Grande fu la gioia di Urbano all’udire quel racconto: si prostrò in ginocchio e piangendo pregò: “Signore Gesù Cristo, tu che semini casti desideri, accogli i semi che seminasti in Cecilia, Signore Gesù, Buon Pastore, la tua serva Cecilia ti ha servito come un’ape capace di persuadere, poiché lo sposo, che lei ha ricevuto come un leone ruggente e feroce, lo ha condotto a te come un agnello mansueto “.

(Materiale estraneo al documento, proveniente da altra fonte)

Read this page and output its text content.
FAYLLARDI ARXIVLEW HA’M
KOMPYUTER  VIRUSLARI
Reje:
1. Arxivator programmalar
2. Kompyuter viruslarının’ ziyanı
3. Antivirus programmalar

Allora apparve un vecchio vestito di vesti bianche come la neve, con in mano un’iscrizione a lettere d’oro. Valeriano, atterrito, cadde a terra come morto. Il vecchio lo aiutò ad alzarsi e gli fece lì leggere l’iscrizione: “Un solo Dio, una sola Fede, un solo battesimo, un solo Dio e Padre di tutti, al di sopra di tutto e in tutti noi”.
Gli chiese se credeva a Valeriano e Valeriano rispose: “Sotto il cielo non si potrebbe credere in nulla di più vero”.

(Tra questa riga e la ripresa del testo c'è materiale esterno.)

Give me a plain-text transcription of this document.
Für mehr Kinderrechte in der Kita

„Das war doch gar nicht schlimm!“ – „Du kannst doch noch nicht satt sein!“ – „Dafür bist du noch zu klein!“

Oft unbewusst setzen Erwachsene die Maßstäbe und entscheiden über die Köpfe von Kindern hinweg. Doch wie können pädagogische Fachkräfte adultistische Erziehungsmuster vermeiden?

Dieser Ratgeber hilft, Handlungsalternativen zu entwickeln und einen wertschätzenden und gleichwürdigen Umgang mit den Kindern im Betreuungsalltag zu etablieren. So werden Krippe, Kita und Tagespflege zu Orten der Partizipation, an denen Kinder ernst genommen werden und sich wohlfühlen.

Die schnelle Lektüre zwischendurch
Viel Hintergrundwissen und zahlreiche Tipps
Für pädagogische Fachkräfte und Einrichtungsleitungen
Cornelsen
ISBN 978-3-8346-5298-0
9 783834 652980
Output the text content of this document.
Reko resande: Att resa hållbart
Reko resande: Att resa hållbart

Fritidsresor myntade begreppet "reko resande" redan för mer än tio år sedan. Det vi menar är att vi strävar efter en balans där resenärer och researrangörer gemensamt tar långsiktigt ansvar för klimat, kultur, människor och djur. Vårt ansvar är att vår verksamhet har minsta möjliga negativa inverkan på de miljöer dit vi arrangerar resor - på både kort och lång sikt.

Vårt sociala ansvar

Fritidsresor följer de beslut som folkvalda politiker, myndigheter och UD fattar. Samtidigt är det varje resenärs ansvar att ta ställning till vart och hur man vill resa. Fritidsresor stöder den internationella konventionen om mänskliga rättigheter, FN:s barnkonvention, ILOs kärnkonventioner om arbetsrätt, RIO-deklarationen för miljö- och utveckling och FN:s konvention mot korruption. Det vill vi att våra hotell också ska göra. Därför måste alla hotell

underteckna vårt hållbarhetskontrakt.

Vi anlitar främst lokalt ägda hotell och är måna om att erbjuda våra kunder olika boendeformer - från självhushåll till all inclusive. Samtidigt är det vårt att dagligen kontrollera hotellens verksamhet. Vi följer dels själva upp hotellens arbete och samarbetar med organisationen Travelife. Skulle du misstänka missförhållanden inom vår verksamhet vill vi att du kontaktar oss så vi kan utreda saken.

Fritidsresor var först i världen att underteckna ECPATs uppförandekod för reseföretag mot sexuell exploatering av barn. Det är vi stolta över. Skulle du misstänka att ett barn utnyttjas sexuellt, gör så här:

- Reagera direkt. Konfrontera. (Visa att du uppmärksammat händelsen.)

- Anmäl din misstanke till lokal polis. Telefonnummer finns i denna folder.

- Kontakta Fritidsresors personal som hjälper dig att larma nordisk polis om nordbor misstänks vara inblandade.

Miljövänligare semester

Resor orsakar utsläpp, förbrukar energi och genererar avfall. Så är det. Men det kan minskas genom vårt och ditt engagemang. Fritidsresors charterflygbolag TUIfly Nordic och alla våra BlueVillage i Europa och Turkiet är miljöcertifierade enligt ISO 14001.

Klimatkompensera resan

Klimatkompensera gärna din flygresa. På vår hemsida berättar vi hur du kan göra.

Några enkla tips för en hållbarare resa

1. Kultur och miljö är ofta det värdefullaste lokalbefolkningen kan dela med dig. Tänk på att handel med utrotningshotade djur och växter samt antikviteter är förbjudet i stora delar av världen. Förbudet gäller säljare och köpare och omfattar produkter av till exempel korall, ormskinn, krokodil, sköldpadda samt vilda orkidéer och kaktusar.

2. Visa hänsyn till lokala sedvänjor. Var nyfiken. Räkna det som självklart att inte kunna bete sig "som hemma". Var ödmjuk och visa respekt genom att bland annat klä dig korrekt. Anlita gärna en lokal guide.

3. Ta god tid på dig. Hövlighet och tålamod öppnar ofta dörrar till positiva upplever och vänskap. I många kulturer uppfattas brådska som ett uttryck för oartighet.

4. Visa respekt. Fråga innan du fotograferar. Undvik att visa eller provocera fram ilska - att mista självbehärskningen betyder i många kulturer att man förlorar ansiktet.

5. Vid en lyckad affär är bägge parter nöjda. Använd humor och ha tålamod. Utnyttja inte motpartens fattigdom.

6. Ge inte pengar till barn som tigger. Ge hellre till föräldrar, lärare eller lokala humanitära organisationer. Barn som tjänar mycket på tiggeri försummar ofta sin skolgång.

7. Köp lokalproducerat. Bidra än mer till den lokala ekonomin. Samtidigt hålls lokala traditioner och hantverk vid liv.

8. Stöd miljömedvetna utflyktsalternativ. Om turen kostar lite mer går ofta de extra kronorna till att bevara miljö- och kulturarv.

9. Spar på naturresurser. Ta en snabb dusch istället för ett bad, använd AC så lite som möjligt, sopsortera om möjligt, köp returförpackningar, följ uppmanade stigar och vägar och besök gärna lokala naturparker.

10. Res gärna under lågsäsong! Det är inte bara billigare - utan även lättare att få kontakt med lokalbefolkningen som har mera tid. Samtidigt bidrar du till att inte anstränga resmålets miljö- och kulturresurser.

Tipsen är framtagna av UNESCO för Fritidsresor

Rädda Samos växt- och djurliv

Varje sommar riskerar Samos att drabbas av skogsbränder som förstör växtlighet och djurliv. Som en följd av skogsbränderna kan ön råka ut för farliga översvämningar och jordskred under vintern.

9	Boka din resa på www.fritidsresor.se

Il vecchio scomparve. Urbano battezzò il convertito e lo rimandò a Cecilia. Quando Valeriano tornò, trovò la sua sposa nella sua camera, immersa nella preghiera. Al suo fianco un angelo del Signore teneva in mano due corone di rose e di gigli. Ne diede una Valeriano ed una Cecilia dicendo loro che solo chi avesse amato la castità avrebbe potuto vederlo.
Martirio di Cecilia
Almachio ordinò di condurre Cecilia in sua presenza per interrogarla:
Come ti chiami?-Cecilia
Qual è la tua condizione?-Sono una donna libera nobile, di famiglia illustre.
Qual è la tua religione? – Il tuo interrogativo incomincia a farsi dissennato: tu pensi di avere due risposte ad una sola domanda.

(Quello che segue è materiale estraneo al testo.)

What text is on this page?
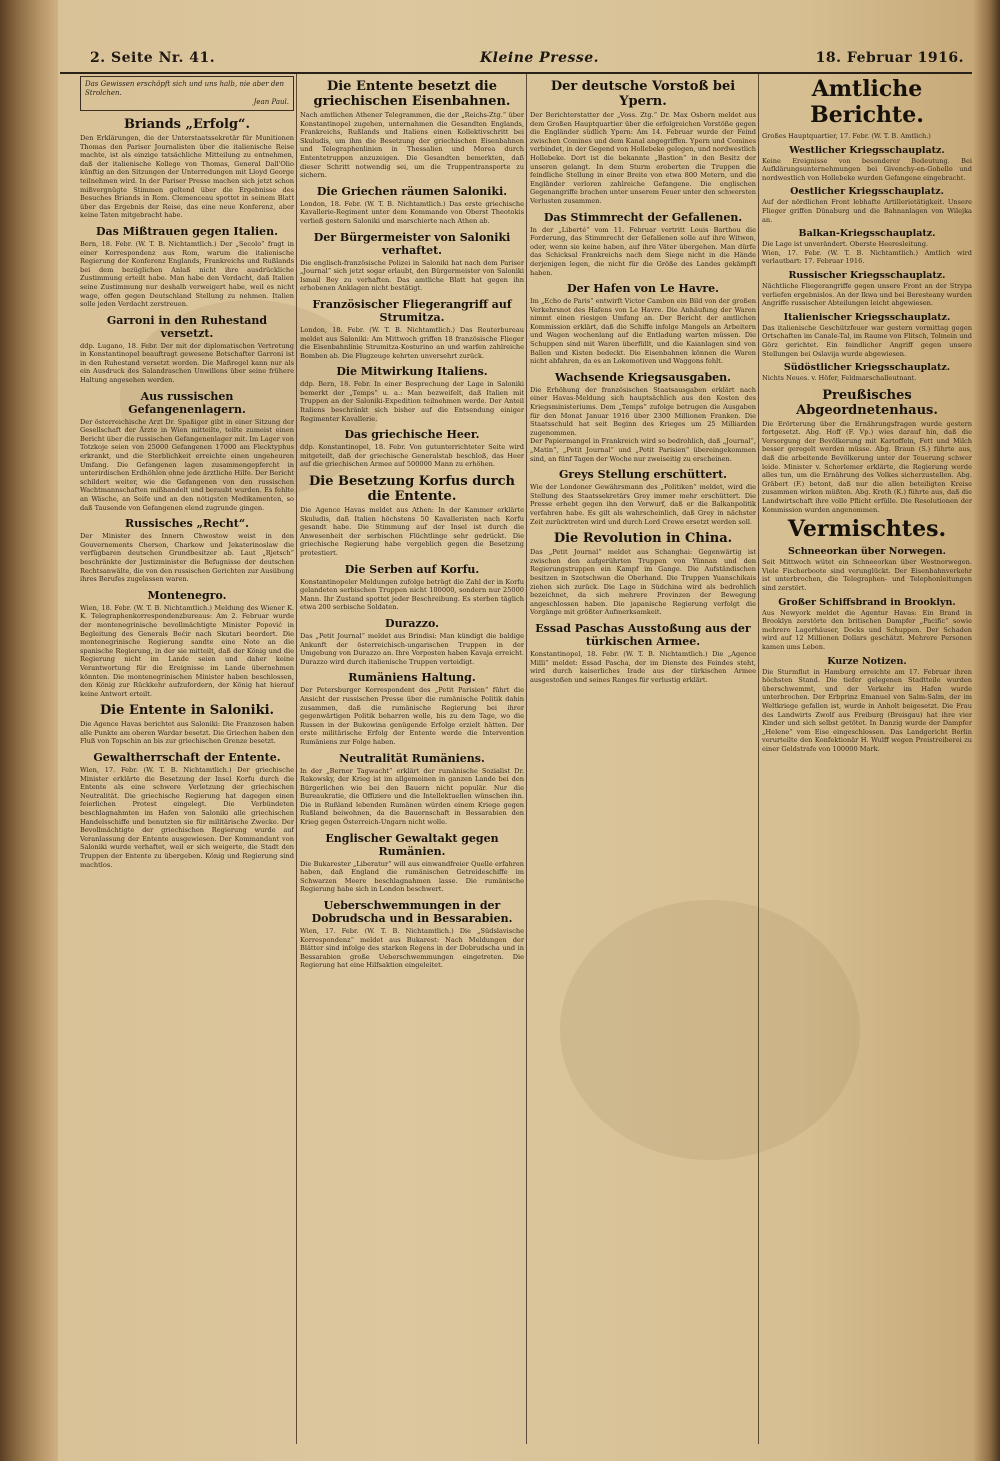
2. Seite Nr. 41.	Kleine Presse.	18. Februar 1916.
Das Gewissen erschöpft sich und uns halb, nie aber den Strolchen.
Jean Paul.
Briands „Erfolg“.
Den Erklärungen, die der Unterstaatssekretär für Munitionen Thomas den Pariser Journalisten über die italienische Reise machte, ist als einzige tatsächliche Mitteilung zu entnehmen, daß der italienische Kollege von Thomas, General Dall'Olio künftig an den Sitzungen der Unterredungen mit Lloyd George teilnehmen wird. In der Pariser Presse machen sich jetzt schon mißvergnügte Stimmen geltend über die Ergebnisse des Besuches Briands in Rom. Clemenceau spottet in seinem Blatt über das Ergebnis der Reise, das eine neue Konferenz, aber keine Taten mitgebracht habe.
Das Mißtrauen gegen Italien.
Bern, 18. Febr. (W. T. B. Nichtamtlich.) Der „Secolo“ fragt in einer Korrespondenz aus Rom, warum die italienische Regierung der Konferenz Englands, Frankreichs und Rußlands bei dem bezüglichen Anlaß nicht ihre ausdrückliche Zustimmung erteilt habe. Man habe den Verdacht, daß Italien seine Zustimmung nur deshalb verweigert habe, weil es nicht wage, offen gegen Deutschland Stellung zu nehmen. Italien solle jeden Verdacht zerstreuen.
Garroni in den Ruhestand versetzt.
ddp. Lugano, 18. Febr. Der mit der diplomatischen Vertretung in Konstantinopel beauftragt gewesene Botschafter Garroni ist in den Ruhestand versetzt worden. Die Maßregel kann nur als ein Ausdruck des Salandraschen Unwillens über seine frühere Haltung angesehen werden.
Aus russischen Gefangenenlagern.
Der österreichische Arzt Dr. Spaßiger gibt in einer Sitzung der Gesellschaft der Ärzte in Wien mitteilte, teilte zumeist einen Bericht über die russischen Gefangenenlager mit. Im Lager von Totzkoje seien von 25000 Gefangenen 17000 am Flecktyphus erkrankt, und die Sterblichkeit erreichte einen ungeheuren Umfang. Die Gefangenen lagen zusammengepfercht in unterirdischen Erdhöhlen ohne jede ärztliche Hilfe. Der Bericht schildert weiter, wie die Gefangenen von den russischen Wachtmannschaften mißhandelt und beraubt wurden. Es fehlte an Wäsche, an Seife und an den nötigsten Medikamenten, so daß Tausende von Gefangenen elend zugrunde gingen.
Russisches „Recht“.
Der Minister des Innern Chwostow weist in den Gouvernements Cherson, Charkow und Jekaterinoslaw die verfügbaren deutschen Grundbesitzer ab. Laut „Rjetsch“ beschränkte der Justizminister die Befugnisse der deutschen Rechtsanwälte, die von den russischen Gerichten zur Ausübung ihres Berufes zugelassen waren.
Montenegro.
Wien, 18. Febr. (W. T. B. Nichtamtlich.) Meldung des Wiener K. K. Telegraphenkorrespondenzbureaus: Am 2. Februar wurde der montenegrinische bevollmächtigte Minister Popović in Begleitung des Generals Bećir nach Skutari beordert. Die montenegrinische Regierung sandte eine Note an die spanische Regierung, in der sie mitteilt, daß der König und die Regierung nicht im Lande seien und daher keine Verantwortung für die Ereignisse im Lande übernehmen könnten. Die montenegrinischen Minister haben beschlossen, den König zur Rückkehr aufzufordern, der König hat hierauf keine Antwort erteilt.
Die Entente in Saloniki.
Die Agence Havas berichtet aus Saloniki: Die Franzosen haben alle Punkte am oberen Wardar besetzt. Die Griechen haben den Fluß von Topschin an bis zur griechischen Grenze besetzt.
Gewaltherrschaft der Entente.
Wien, 17. Febr. (W. T. B. Nichtamtlich.) Der griechische Minister erklärte die Besetzung der Insel Korfu durch die Entente als eine schwere Verletzung der griechischen Neutralität. Die griechische Regierung hat dagegen einen feierlichen Protest eingelegt. Die Verbündeten beschlagnahmten im Hafen von Saloniki alle griechischen Handelsschiffe und benutzten sie für militärische Zwecke. Der Bevollmächtigte der griechischen Regierung wurde auf Veranlassung der Entente ausgewiesen. Der Kommandant von Saloniki wurde verhaftet, weil er sich weigerte, die Stadt den Truppen der Entente zu übergeben. König und Regierung sind machtlos.
Die Entente besetzt die griechischen Eisenbahnen.
Nach amtlichen Athener Telegrammen, die der „Reichs-Ztg.“ über Konstantinopel zugehen, unternahmen die Gesandten Englands, Frankreichs, Rußlands und Italiens einen Kollektivschritt bei Skuludis, um ihm die Besetzung der griechischen Eisenbahnen und Telegraphenlinien in Thessalien und Morea durch Ententetruppen anzuzeigen. Die Gesandten bemerkten, daß dieser Schritt notwendig sei, um die Truppentransporte zu sichern.
Die Griechen räumen Saloniki.
London, 18. Febr. (W. T. B. Nichtamtlich.) Das erste griechische Kavallerie-Regiment unter dem Kommando von Oberst Theotokis verließ gestern Saloniki und marschierte nach Athen ab.
Der Bürgermeister von Saloniki verhaftet.
Die englisch-französische Polizei in Saloniki hat nach dem Pariser „Journal“ sich jetzt sogar erlaubt, den Bürgermeister von Saloniki Ismail Bey zu verhaften. Das amtliche Blatt hat gegen ihn erhobenen Anklagen nicht bestätigt.
Französischer Fliegerangriff auf Strumitza.
London, 18. Febr. (W. T. B. Nichtamtlich.) Das Reuterbureau meldet aus Saloniki: Am Mittwoch griffen 18 französische Flieger die Eisenbahnlinie Strumitza-Kosturino an und warfen zahlreiche Bomben ab. Die Flugzeuge kehrten unversehrt zurück.
Die Mitwirkung Italiens.
ddp. Bern, 18. Febr. In einer Besprechung der Lage in Saloniki bemerkt der „Temps“ u. a.: Man bezweifelt, daß Italien mit Truppen an der Saloniki-Expedition teilnehmen werde. Der Anteil Italiens beschränkt sich bisher auf die Entsendung einiger Regimenter Kavallerie.
Das griechische Heer.
ddp. Konstantinopel, 18. Febr. Von gutunterrichteter Seite wird mitgeteilt, daß der griechische Generalstab beschloß, das Heer auf die griechischen Armee auf 500000 Mann zu erhöhen.
Die Besetzung Korfus durch die Entente.
Die Agence Havas meldet aus Athen: In der Kammer erklärte Skuludis, daß Italien höchstens 50 Kavalleristen nach Korfu gesandt habe. Die Stimmung auf der Insel ist durch die Anwesenheit der serbischen Flüchtlinge sehr gedrückt. Die griechische Regierung habe vergeblich gegen die Besetzung protestiert.
Die Serben auf Korfu.
Konstantinopeler Meldungen zufolge beträgt die Zahl der in Korfu gelandeten serbischen Truppen nicht 100000, sondern nur 25000 Mann. Ihr Zustand spottet jeder Beschreibung. Es sterben täglich etwa 200 serbische Soldaten.
Durazzo.
Das „Petit Journal“ meldet aus Brindisi: Man kündigt die baldige Ankunft der österreichisch-ungarischen Truppen in der Umgebung von Durazzo an. Ihre Vorposten haben Kavaja erreicht. Durazzo wird durch italienische Truppen verteidigt.
Rumäniens Haltung.
Der Petersburger Korrespondent des „Petit Parisien“ führt die Ansicht der russischen Presse über die rumänische Politik dahin zusammen, daß die rumänische Regierung bei ihrer gegenwärtigen Politik beharren wolle, bis zu dem Tage, wo die Russen in der Bukowina genügende Erfolge erzielt hätten. Der erste militärische Erfolg der Entente werde die Intervention Rumäniens zur Folge haben.
Neutralität Rumäniens.
In der „Berner Tagwacht“ erklärt der rumänische Sozialist Dr. Rakowsky, der Krieg ist im allgemeinen in ganzen Lande bei den Bürgerlichen wie bei den Bauern nicht populär. Nur die Bureaukratie, die Offiziere und die Intellektuellen wünschen ihn. Die in Rußland lebenden Rumänen würden einem Kriege gegen Rußland beiwohnen, da die Bauernschaft in Bessarabien den Krieg gegen Österreich-Ungarn nicht wolle.
Englischer Gewaltakt gegen Rumänien.
Die Bukarester „Liberatur“ will aus einwandfreier Quelle erfahren haben, daß England die rumänischen Getreideschiffe im Schwarzen Meere beschlagnahmen lasse. Die rumänische Regierung habe sich in London beschwert.
Ueberschwemmungen in der Dobrudscha und in Bessarabien.
Wien, 17. Febr. (W. T. B. Nichtamtlich.) Die „Südslavische Korrespondenz“ meldet aus Bukarest: Nach Meldungen der Blätter sind infolge des starken Regens in der Dobrudscha und in Bessarabien große Ueberschwemmungen eingetreten. Die Regierung hat eine Hilfsaktion eingeleitet.
Der deutsche Vorstoß bei Ypern.
Der Berichterstatter der „Voss. Ztg.“ Dr. Max Osborn meldet aus dem Großen Hauptquartier über die erfolgreichen Vorstöße gegen die Engländer südlich Ypern: Am 14. Februar wurde der Feind zwischen Comines und dem Kanal angegriffen. Ypern und Comines verbindet, in der Gegend von Hollebeke gelegen, und nordwestlich Hollebeke. Dort ist die bekannte „Bastion“ in den Besitz der unseren gelangt. In dem Sturm eroberten die Truppen die feindliche Stellung in einer Breite von etwa 800 Metern, und die Engländer verloren zahlreiche Gefangene. Die englischen Gegenangriffe brachen unter unserem Feuer unter den schwersten Verlusten zusammen.
Das Stimmrecht der Gefallenen.
In der „Liberté“ vom 11. Februar vertritt Louis Barthou die Forderung, das Stimmrecht der Gefallenen solle auf ihre Witwen, oder, wenn sie keine haben, auf ihre Väter übergehen. Man dürfe das Schicksal Frankreichs nach dem Siege nicht in die Hände derjenigen legen, die nicht für die Größe des Landes gekämpft haben.
Der Hafen von Le Havre.
Im „Echo de Paris“ entwirft Victor Cambon ein Bild von der großen Verkehrsnot des Hafens von Le Havre. Die Anhäufung der Waren nimmt einen riesigen Umfang an. Der Bericht der amtlichen Kommission erklärt, daß die Schiffe infolge Mangels an Arbeitern und Wagen wochenlang auf die Entladung warten müssen. Die Schuppen sind mit Waren überfüllt, und die Kaianlagen sind von Ballen und Kisten bedeckt. Die Eisenbahnen können die Waren nicht abfahren, da es an Lokomotiven und Waggons fehlt.
Wachsende Kriegsausgaben.
Die Erhöhung der französischen Staatsausgaben erklärt nach einer Havas-Meldung sich hauptsächlich aus den Kosten des Kriegsministeriums. Dem „Temps“ zufolge betrugen die Ausgaben für den Monat Januar 1916 über 2300 Millionen Franken. Die Staatsschuld hat seit Beginn des Krieges um 25 Milliarden zugenommen.
Der Papiermangel in Frankreich wird so bedrohlich, daß „Journal“, „Matin“, „Petit Journal“ und „Petit Parisien“ übereingekommen sind, an fünf Tagen der Woche nur zweiseitig zu erscheinen.
Greys Stellung erschüttert.
Wie der Londoner Gewährsmann des „Politiken“ meldet, wird die Stellung des Staatssekretärs Grey immer mehr erschüttert. Die Presse erhebt gegen ihn den Vorwurf, daß er die Balkanpolitik verfahren habe. Es gilt als wahrscheinlich, daß Grey in nächster Zeit zurücktreten wird und durch Lord Crewe ersetzt werden soll.
Die Revolution in China.
Das „Petit Journal“ meldet aus Schanghai: Gegenwärtig ist zwischen den aufgerührten Truppen von Yünnan und den Regierungstruppen ein Kampf im Gange. Die Aufständischen besitzen in Szetschwan die Oberhand. Die Truppen Yuanschikais ziehen sich zurück. Die Lage in Südchina wird als bedrohlich bezeichnet, da sich mehrere Provinzen der Bewegung angeschlossen haben. Die japanische Regierung verfolgt die Vorgänge mit größter Aufmerksamkeit.
Essad Paschas Ausstoßung aus der türkischen Armee.
Konstantinopel, 18. Febr. (W. T. B. Nichtamtlich.) Die „Agence Milli“ meldet: Essad Pascha, der im Dienste des Feindes steht, wird durch kaiserliches Irade aus der türkischen Armee ausgestoßen und seines Ranges für verlustig erklärt.
Amtliche Berichte.
Großes Hauptquartier, 17. Febr. (W. T. B. Amtlich.)
Westlicher Kriegsschauplatz.
Keine Ereignisse von besonderer Bedeutung. Bei Aufklärungsunternehmungen bei Givenchy-en-Gohelle und nordwestlich von Hollebeke wurden Gefangene eingebracht.
Oestlicher Kriegsschauplatz.
Auf der nördlichen Front lebhafte Artillerietätigkeit. Unsere Flieger griffen Dünaburg und die Bahnanlagen von Wilejka an.
Balkan-Kriegsschauplatz.
Die Lage ist unverändert. Oberste Heeresleitung.
Wien, 17. Febr. (W. T. B. Nichtamtlich.) Amtlich wird verlautbart: 17. Februar 1916.
Russischer Kriegsschauplatz.
Nächtliche Fliegerangriffe gegen unsere Front an der Strypa verliefen ergebnislos. An der Ikwa und bei Beresteany wurden Angriffe russischer Abteilungen leicht abgewiesen.
Italienischer Kriegsschauplatz.
Das italienische Geschützfeuer war gestern vormittag gegen Ortschaften im Canale-Tal, im Raume von Flitsch, Tolmein und Görz gerichtet. Ein feindlicher Angriff gegen unsere Stellungen bei Oslavija wurde abgewiesen.
Südöstlicher Kriegsschauplatz.
Nichts Neues. v. Höfer, Feldmarschalleutnant.
Preußisches Abgeordnetenhaus.
Die Erörterung über die Ernährungsfragen wurde gestern fortgesetzt. Abg. Hoff (F. Vp.) wies darauf hin, daß die Versorgung der Bevölkerung mit Kartoffeln, Fett und Milch besser geregelt werden müsse. Abg. Braun (S.) führte aus, daß die arbeitende Bevölkerung unter der Teuerung schwer leide. Minister v. Schorlemer erklärte, die Regierung werde alles tun, um die Ernährung des Volkes sicherzustellen. Abg. Gräbert (F.) betont, daß nur die allen beteiligten Kreise zusammen wirken müßten. Abg. Kreth (K.) führte aus, daß die Landwirtschaft ihre volle Pflicht erfülle. Die Resolutionen der Kommission wurden angenommen.
Vermischtes.
Schneeorkan über Norwegen.
Seit Mittwoch wütet ein Schneeorkan über Westnorwegen. Viele Fischerboote sind verunglückt. Der Eisenbahnverkehr ist unterbrochen, die Telegraphen- und Telephonleitungen sind zerstört.
Großer Schiffsbrand in Brooklyn.
Aus Newyork meldet die Agentur Havas: Ein Brand in Brooklyn zerstörte den britischen Dampfer „Pacific“ sowie mehrere Lagerhäuser, Docks und Schuppen. Der Schaden wird auf 12 Millionen Dollars geschätzt. Mehrere Personen kamen ums Leben.
Kurze Notizen.
Die Sturmflut in Hamburg erreichte am 17. Februar ihren höchsten Stand. Die tiefer gelegenen Stadtteile wurden überschwemmt, und der Verkehr im Hafen wurde unterbrochen. Der Erbprinz Emanuel von Salm-Salm, der im Weltkriege gefallen ist, wurde in Anholt beigesetzt. Die Frau des Landwirts Zwolf aus Freiburg (Breisgau) hat ihre vier Kinder und sich selbst getötet. In Danzig wurde der Dampfer „Helene“ vom Eise eingeschlossen. Das Landgericht Berlin verurteilte den Konfektionär H. Wulff wegen Preistreiberei zu einer Geldstrafe von 100000 Mark.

Da dove ti viene il coraggio di rispondere così? – Da una buona coscienza e da una fede sincera.
Non conosci il mio potere? – Sei tu a non conoscerlo. Interrogami al proposito ed io te ne parlerò.
Dì quello che sai. -Ogni potere umano è come un oltre gonfiato d’aria: basta un ago per fargli perdere il suo turgore.
Tu non fai altro che insultare. -Non c’è insulto dove non c’è menzogna. Dimostrami che ho mentito, oppure ritratta la tua calunnia.
Almachio le ingiunse di sacrificare agli idoli o di rinnegare la sua fede, ma Cecilia rispose facendosi gioco della legislazione contro i cristiani, facendo notare al giudice che il suo pretesto diritto di vita o di morte non era altro che una possibilità di uccidere, ma non di risuscitare e terminò di parlare burlandosi degli idoli e della loro impotenza. In preda al furore Al Machio ordinò di bruciarla nella sua sala da bagno. Dopo un giorno ed una notte il fuoco l’aveva molestata così poco che Cecilia non era neppure sudata. Avvertito di questo Almachio invitò una guardia a decapitarla: egli la colpì tre volte senza riuscire a tagliarle la testa. Cecilia agonizzò per tre giorni. Quelli che lei aveva convertiti andarono ad intingere dei lini nel suo sangue mentre Cecilia non desisteva dal fortificarli nella fede. Li raccomandò a Papa Urbano dicendo: “Ho chiesto una dilazione di tre giorni per donare alla tua beatitudine i miei beni e per consacrare la mia casa come chiesa.”
Urbano con i suoi diaconi prese il suo corpo di notte, lo seppellì tra i suoi colleghi, Vescovi, là dove sono i corpi dei confessori e dei Martiri e fece della casa di Cecilia una chiesa.